Antwuan Jackson

No. 52 – Dallas Renegades
- Position: Defensive end
- Roster status: Active

Personal information
- Born: September 21, 1997 (age 28) Ellenwood, Georgia, U.S.
- Listed height: 6 ft 2 in (1.88 m)
- Listed weight: 320 lb (145 kg)

Career information
- High school: Cedar Grove (Ellenwood, Georgia)
- College: Auburn (2016) Blinn College (2017) Ohio State (2019–2021)
- NFL draft: 2022: undrafted

Career history
- Seattle Sea Dragons (2023); Carolina Panthers (2023)*; St. Louis Battlehawks (2024); Memphis Showboats (2025); Dallas Renegades (2026–present);
- * Offseason or practice squad member only
- Stats at Pro Football Reference

= Antwuan Jackson =

American football player (born 1997)

Antwuan Jackson (born September 21, 1997) is an American professional football defensive end for the Dallas Renegades of the United Football League (UFL). He played college football at Ohio State.

==Early life==
Jackson grew up in Ellenwood, Georgia, and attended Cedar Grove High School. In his high school career, he tallied 47 tackles, 18 being for a loss, five sacks, a fumble recovery, and a forced fumble. He also rushed for two touchdowns on offense. Jackson also played baseball having a .316 career batting average with 25 hits, 25 RBIs, and 18 stolen basses. Jackson was also an Army All-American in high school. Jackson would decide to commit to play college football at the University of Auburn over other school such as Georgia, Florida, and Ohio State.

==College career==
In Jackson's first year at Auburn he would be redshirted and would not play in the 2016 season. After Jackson's redshirt season he announced that he would transfer away from the program. Jackson would decide to sign with Blinn College due to not being allowed to transfer to other SEC schools or Ohio State for the 2017 season. During his time with Blinn College he played in 10 games putting up 70 tackles, nine sacks, and three forced fumbles. After his one-year stint at Blinn, Jackson would decide to head up north to the University of Ohio State. Jackson would go on to play at Ohio State for three years. In those three years, Jackson put up 47 tackles, nine going for a loss, and 3.5 sacks. Jackson's best season came in his senior year in 2021 where he totalled 23 tackles, 4.5 going for a loss, and 2.5 sacks. For his performance on the year he was named an Honorable Mention All Big-Ten.

==Professional career==

Pre-draft measurables
| Height | Weight | Arm length | Hand span | Wingspan | 40-yard dash | 10-yard split | 20-yard split | 20-yard shuttle | Three-cone drill | Vertical jump | Broad jump | Bench press |
| 6 ft 2+1⁄8 in (1.88 m) | 298 lb (135 kg) | 31+7⁄8 in (0.81 m) | 9+1⁄4 in (0.23 m) | 6 ft 5+1⁄4 in (1.96 m) | 5.16 s | 1.75 s | 2.91 s | 4.90 s | 7.94 s | 28.0 in (0.71 m) | 7 ft 10 in (2.39 m) | 22 reps |
All values from Pro Day

=== Seattle Sea Dragons (first stint) ===
After not being selected in the 2022 NFL draft, Jackson was invited to the New York Giants' rookie minicamp but was not signed by them. However, Jackson was selected in the ninth round of the 2023 XFL draft by the Seattle Sea Dragons. During his time with Seattle, he played in nine games, starting in eight of them, in which he had 20 tackles on the year.

=== Carolina Panthers ===
After the 2023 XFL season, Jackson received an invitation to tryout for the Carolina Panthers. Jackson subsequently signed a contract with the Panthers. He was waived on August 26, 2023.

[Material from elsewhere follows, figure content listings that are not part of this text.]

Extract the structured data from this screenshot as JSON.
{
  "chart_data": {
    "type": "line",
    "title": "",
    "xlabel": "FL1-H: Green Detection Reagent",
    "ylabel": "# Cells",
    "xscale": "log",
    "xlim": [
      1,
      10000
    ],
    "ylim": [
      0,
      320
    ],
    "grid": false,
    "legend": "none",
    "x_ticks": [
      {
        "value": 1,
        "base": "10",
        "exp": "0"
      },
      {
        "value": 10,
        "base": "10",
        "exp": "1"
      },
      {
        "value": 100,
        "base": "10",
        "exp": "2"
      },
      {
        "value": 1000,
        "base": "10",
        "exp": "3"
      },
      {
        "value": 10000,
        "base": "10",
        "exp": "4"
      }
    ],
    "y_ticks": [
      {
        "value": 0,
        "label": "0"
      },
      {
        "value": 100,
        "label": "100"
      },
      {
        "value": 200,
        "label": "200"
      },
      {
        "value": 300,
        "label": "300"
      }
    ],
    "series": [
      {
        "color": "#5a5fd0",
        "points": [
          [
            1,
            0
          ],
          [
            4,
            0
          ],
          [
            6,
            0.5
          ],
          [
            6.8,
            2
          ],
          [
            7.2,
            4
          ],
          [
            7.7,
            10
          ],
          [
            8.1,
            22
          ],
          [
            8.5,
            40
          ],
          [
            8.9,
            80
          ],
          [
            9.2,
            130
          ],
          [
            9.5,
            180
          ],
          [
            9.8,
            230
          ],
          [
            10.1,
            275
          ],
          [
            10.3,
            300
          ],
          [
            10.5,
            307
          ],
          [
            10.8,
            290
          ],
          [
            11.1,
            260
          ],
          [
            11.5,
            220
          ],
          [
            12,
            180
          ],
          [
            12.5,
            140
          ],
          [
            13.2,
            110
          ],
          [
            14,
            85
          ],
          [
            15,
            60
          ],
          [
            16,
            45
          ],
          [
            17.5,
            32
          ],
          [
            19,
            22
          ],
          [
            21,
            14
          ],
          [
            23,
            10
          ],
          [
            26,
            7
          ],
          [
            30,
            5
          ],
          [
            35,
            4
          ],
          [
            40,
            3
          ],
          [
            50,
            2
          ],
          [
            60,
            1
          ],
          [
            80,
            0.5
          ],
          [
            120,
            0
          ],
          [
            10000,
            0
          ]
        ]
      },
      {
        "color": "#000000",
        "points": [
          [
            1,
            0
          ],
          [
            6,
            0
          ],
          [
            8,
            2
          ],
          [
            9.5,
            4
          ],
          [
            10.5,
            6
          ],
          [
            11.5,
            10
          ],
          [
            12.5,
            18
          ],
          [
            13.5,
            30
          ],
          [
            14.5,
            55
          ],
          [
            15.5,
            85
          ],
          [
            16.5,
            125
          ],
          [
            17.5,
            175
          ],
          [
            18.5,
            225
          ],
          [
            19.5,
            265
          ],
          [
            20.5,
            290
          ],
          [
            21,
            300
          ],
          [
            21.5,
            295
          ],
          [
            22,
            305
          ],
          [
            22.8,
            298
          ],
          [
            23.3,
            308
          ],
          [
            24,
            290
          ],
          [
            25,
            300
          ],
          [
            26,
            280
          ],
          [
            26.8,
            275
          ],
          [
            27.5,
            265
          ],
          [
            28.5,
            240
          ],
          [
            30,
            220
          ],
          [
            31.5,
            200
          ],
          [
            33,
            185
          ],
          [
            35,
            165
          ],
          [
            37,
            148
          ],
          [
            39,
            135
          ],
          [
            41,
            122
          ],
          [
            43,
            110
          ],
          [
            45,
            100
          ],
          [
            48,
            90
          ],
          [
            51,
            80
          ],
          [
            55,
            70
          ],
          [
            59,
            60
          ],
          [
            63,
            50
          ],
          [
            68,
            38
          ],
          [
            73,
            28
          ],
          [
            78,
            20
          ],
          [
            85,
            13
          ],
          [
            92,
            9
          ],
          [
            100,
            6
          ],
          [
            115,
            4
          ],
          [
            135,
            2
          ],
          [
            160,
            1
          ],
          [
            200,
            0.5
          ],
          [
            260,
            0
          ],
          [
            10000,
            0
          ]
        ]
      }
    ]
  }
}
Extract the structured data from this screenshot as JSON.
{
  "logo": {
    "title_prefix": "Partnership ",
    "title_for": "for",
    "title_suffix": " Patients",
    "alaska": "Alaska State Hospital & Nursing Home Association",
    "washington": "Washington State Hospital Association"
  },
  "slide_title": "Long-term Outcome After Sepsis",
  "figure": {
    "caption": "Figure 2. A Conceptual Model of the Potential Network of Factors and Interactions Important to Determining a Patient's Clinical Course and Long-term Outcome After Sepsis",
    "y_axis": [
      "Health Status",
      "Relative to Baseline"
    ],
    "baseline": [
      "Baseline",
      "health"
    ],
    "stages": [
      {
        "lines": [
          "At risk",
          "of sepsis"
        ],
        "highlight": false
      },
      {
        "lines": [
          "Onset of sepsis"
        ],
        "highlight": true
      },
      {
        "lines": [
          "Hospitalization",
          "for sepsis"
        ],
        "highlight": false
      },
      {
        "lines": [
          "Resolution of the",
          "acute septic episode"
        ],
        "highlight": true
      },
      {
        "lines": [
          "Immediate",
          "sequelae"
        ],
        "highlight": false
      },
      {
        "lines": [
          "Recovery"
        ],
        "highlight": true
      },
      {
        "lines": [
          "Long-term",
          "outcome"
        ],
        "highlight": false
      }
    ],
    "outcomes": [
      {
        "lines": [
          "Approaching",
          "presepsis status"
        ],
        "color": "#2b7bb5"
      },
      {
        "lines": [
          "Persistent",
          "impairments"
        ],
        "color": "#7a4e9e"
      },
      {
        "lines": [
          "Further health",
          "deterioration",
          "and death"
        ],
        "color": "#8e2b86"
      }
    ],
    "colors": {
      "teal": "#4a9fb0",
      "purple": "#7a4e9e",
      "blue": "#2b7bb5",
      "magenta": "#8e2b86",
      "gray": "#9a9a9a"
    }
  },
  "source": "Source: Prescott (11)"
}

=== Seattle Sea Dragons (second stint) ===
On December 19, 2023, Jackson re-signed with the Seattle Sea Dragons. The Sea Dragons folded when the XFL and USFL merged to create the United Football League (UFL).

=== St. Louis Battlehawks ===
On January 5, 2024, Jackson was selected by the St. Louis Battlehawks during the 2024 UFL dispersal draft.

=== Memphis Showboats ===
On March 4, 2025, Jackson signed with the Memphis Showboats of the United Football League (UFL).

=== Dallas Renegades ===
On January 13, 2026, Jackson was selected by the Dallas Renegades in the 2026 UFL Draft.